Calculating taxi movements

Question

Let's say I have N taxis, and N customers waiting to be picked up by the taxis. The initial positions of both customers and taxis are random/arbitrary.

Now I want to assign each taxi to exactly one customer.

The customers are all stationary, and the taxis all move at identical speed. For simplicity, let's assume there are no obstacles, and the taxis can move in straight lines to assigned customers.

I now want to minimize the time until the last customer enters his/her taxi.

Is there a standard algorithm to solve this? I have tens of thousands of taxis/customers. Solution doesn't have to be optimal, just ‘good’.

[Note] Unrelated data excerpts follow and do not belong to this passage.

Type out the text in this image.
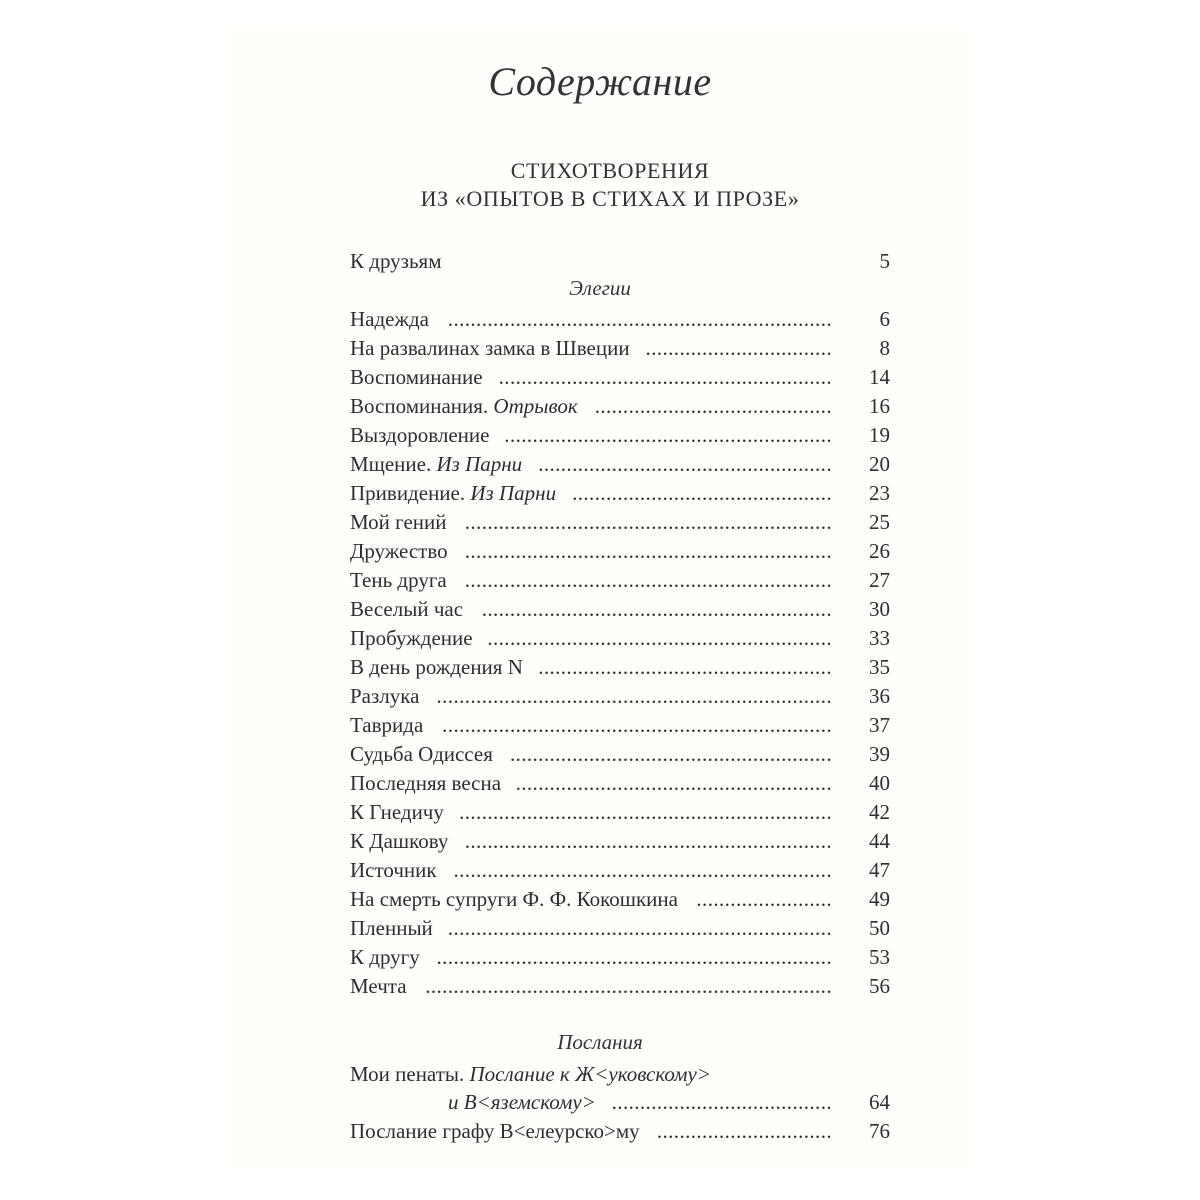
Содержание
СТИХОТВОРЕНИЯ
ИЗ «ОПЫТОВ В СТИХАХ И ПРОЗЕ»
К друзьям	5
Элегии
Надежда ....................................................................	6
На развалинах замка в Швеции .................................	8
Воспоминание ...........................................................	14
Воспоминания. Отрывок ..........................................	16
Выздоровление ..........................................................	19
Мщение. Из Парни ....................................................	20
Привидение. Из Парни ..............................................	23
Мой гений .................................................................	25
Дружество .................................................................	26
Тень друга .................................................................	27
Веселый час ..............................................................	30
Пробуждение .............................................................	33
В день рождения N ....................................................	35
Разлука ......................................................................	36
Таврида .....................................................................	37
Судьба Одиссея .........................................................	39
Последняя весна ........................................................	40
К Гнедичу ..................................................................	42
К Дашкову .................................................................	44
Источник ...................................................................	47
На смерть супруги Ф. Ф. Кокошкина ........................	49
Пленный ....................................................................	50
К другу ......................................................................	53
Мечта ........................................................................	56
Послания
Мои пенаты. Послание к Ж<уковскому>
и В<яземскому> .......................................	64
Послание графу В<елеурско>му ...............................	76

The problem can almost be modelled as the standard “Assignment Problem”, solvable using the Hungarian algorithm (the Kuhn–Munkres algorithm or Munkres assignment algorithm). However, I want to minimize the cost of the costliest assignment, not minimize the sum of costs of the assignments.

Answer 1

Since you mentioned Hungarian Algorithm, I guess one thing you could do is using some different measure of distance rather than the euclidean distance and then run t Hungarian Algorithm on it. For example, instead of using

d = sqrt((x0 - x1) ^ 2 + (y1 - y0) ^ 2)

use

d = ((x0 - x1) ^ 2 + (y1 - y0) ^ 2) ^ 10

that could cause the algorithm to penalize big numbers heavily, which could constrain the length of the max distance.

EDIT: This paper "Geometry Helps in Bottleneck Matching and Related Problems" may contains a better algorithm. However, I am still in the process of reading it.